With the third-generation iPad launched this year, Apple didn't unveil a true next-generation chip, choosing instead to name the processor the "A5X," suggesting an evolutionary upgrade over its predecessor. That CPU is based around Samsung's 45-nanometer low-power architecture, also found in the A5 CPU in the iPhone 4S and iPad 2.
The main change with the A5X was an updated integrated graphics processor. While the CPU remained dual core, the GPU was upgraded to quad core in order to push the 3.1 million pixels found on the tablet's high-resolution Retina display.

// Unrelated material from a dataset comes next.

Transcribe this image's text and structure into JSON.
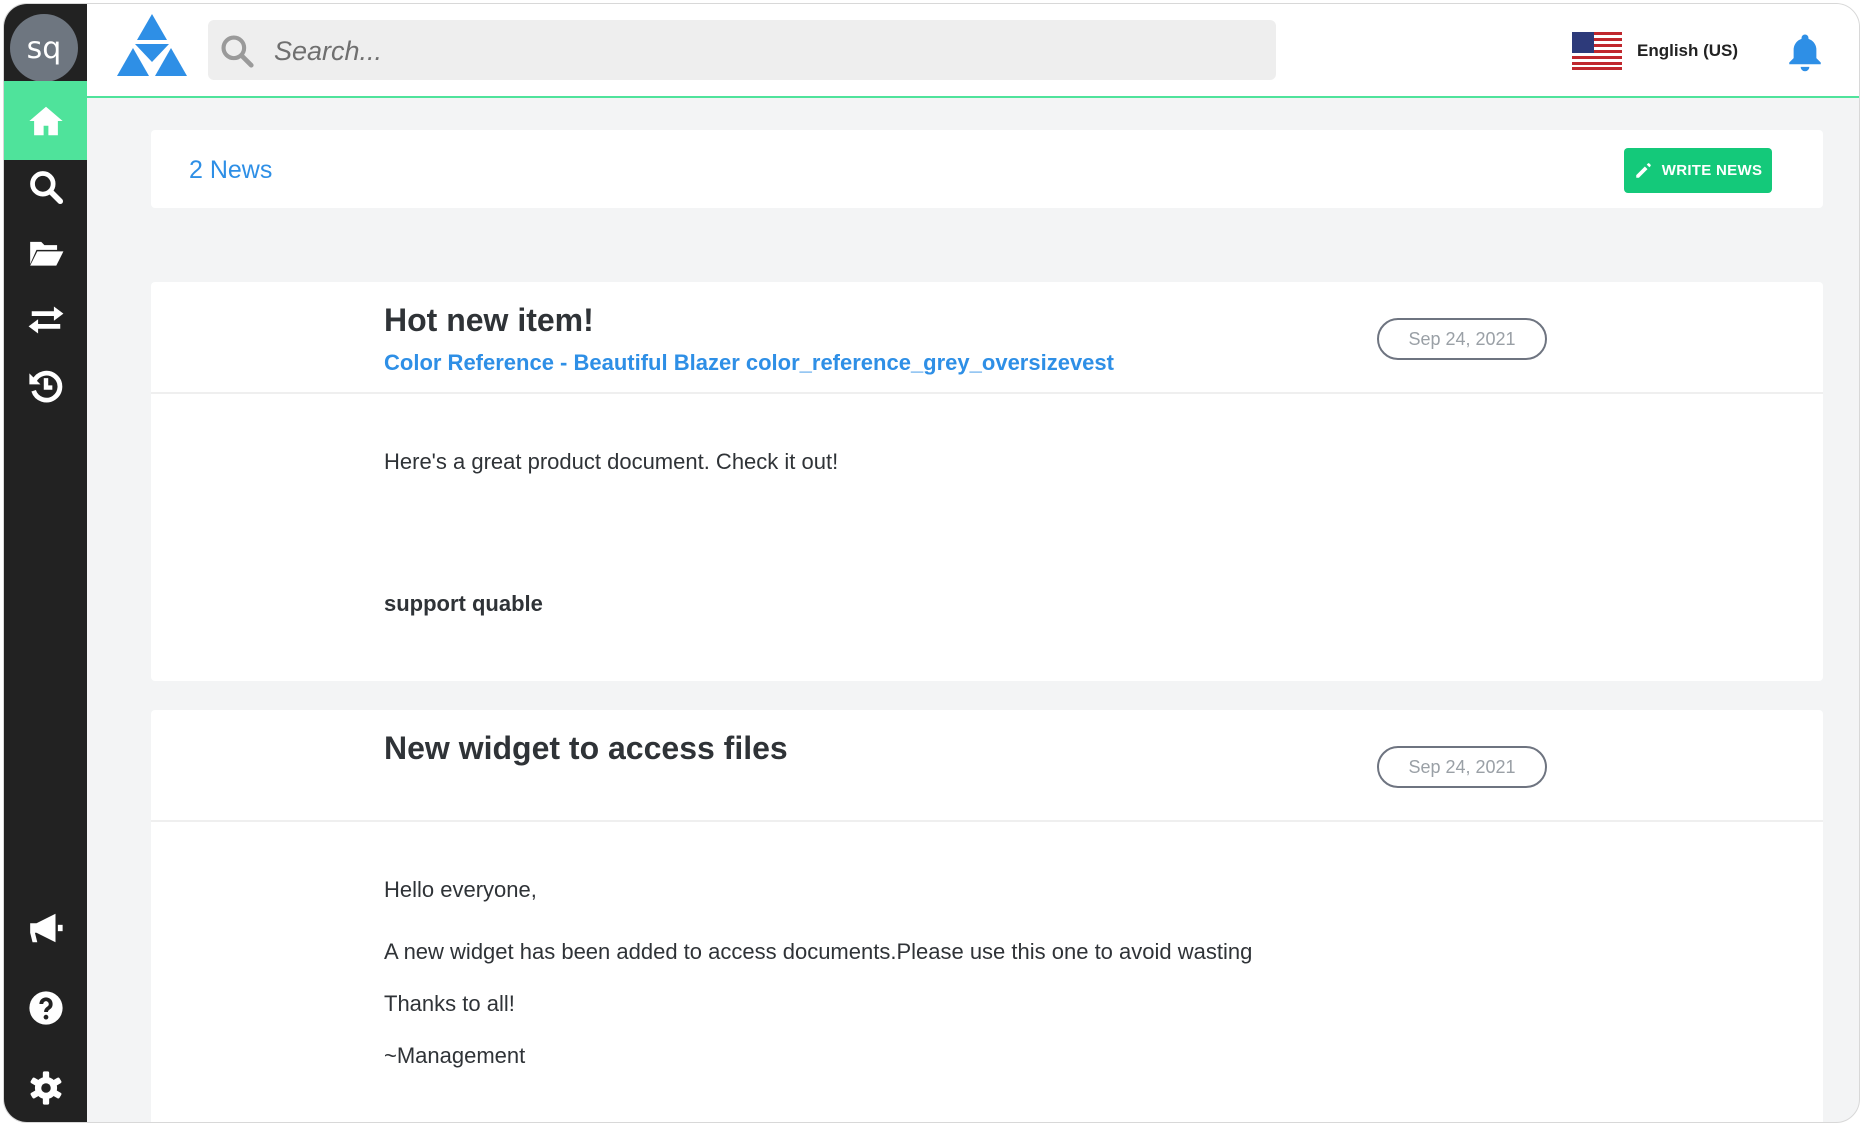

If Apple does build a quad-core ARM CPU for its next iPhone, the upgrade could presumably be significant enough to earn the chip the "A6" distinction. DigiTimes said Apple's expected introduction of a quad-core iPhone will help "heat up" competition with other quad-core smartphones.

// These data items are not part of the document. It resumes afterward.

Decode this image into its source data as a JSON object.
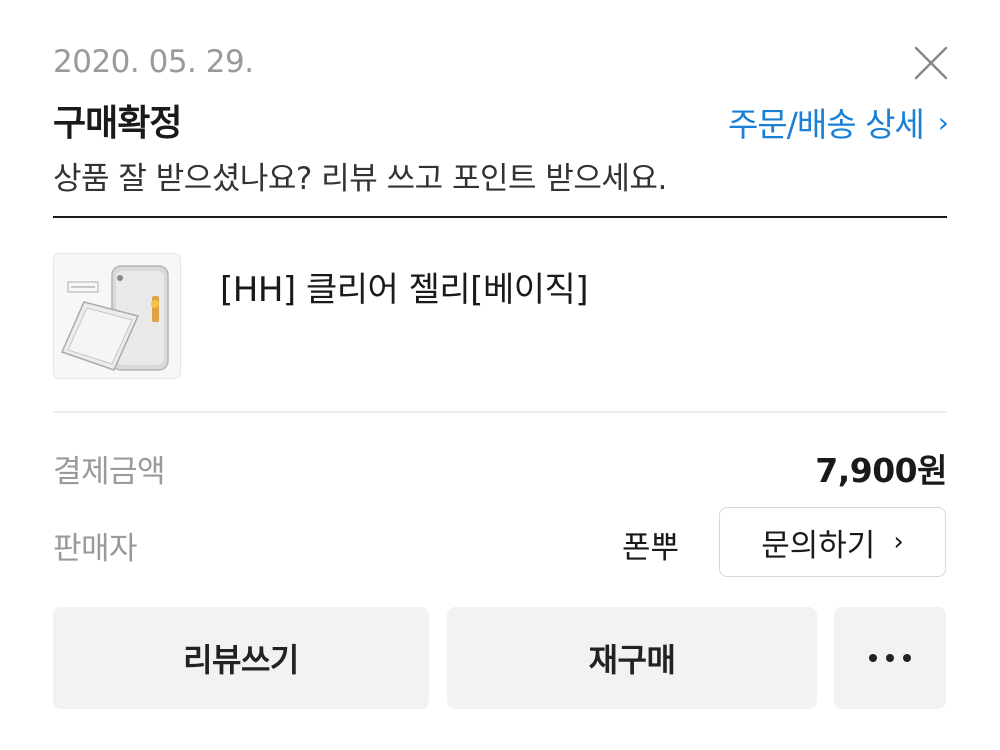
{
  "header": {
    "date": "2020. 05. 29.",
    "status_title": "구매확정",
    "detail_link_label": "주문/배송 상세",
    "subtitle": "상품 잘 받으셨나요? 리뷰 쓰고 포인트 받으세요.",
    "close_icon": "close-icon"
  },
  "product": {
    "name": "[HH] 클리어 젤리[베이직]",
    "thumbnail_icon": "phone-case-image"
  },
  "payment": {
    "label": "결제금액",
    "amount": "7,900원"
  },
  "seller": {
    "label": "판매자",
    "name": "폰뿌",
    "inquiry_button": "문의하기"
  },
  "actions": {
    "review_button": "리뷰쓰기",
    "rebuy_button": "재구매",
    "more_icon": "more-dots-icon"
  },
  "colors": {
    "accent_link": "#1a80d6",
    "button_bg": "#f2f2f2",
    "muted_text": "#9a9a9a"
  }
}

Samsung, HTC, LG and Meizu all launched quad-core smartphones in the second quarter of 2012, most notably Samsung's Galaxy S III, the latest flagship handset for Google's Android mobile operating system. However, the quad-core Galaxy S III has thus far only been available in international markets, while the 4G LTE-capable model released in the U.S. features a dual-core Snapdragon S4 processor. Next week, Samsung will launch a quad-core LTE Galaxy S III, but only in Korea.
More quad-core smartphones are expected to be introduced in the second half of 2012, thanks to volume production of chips from Qualcomm.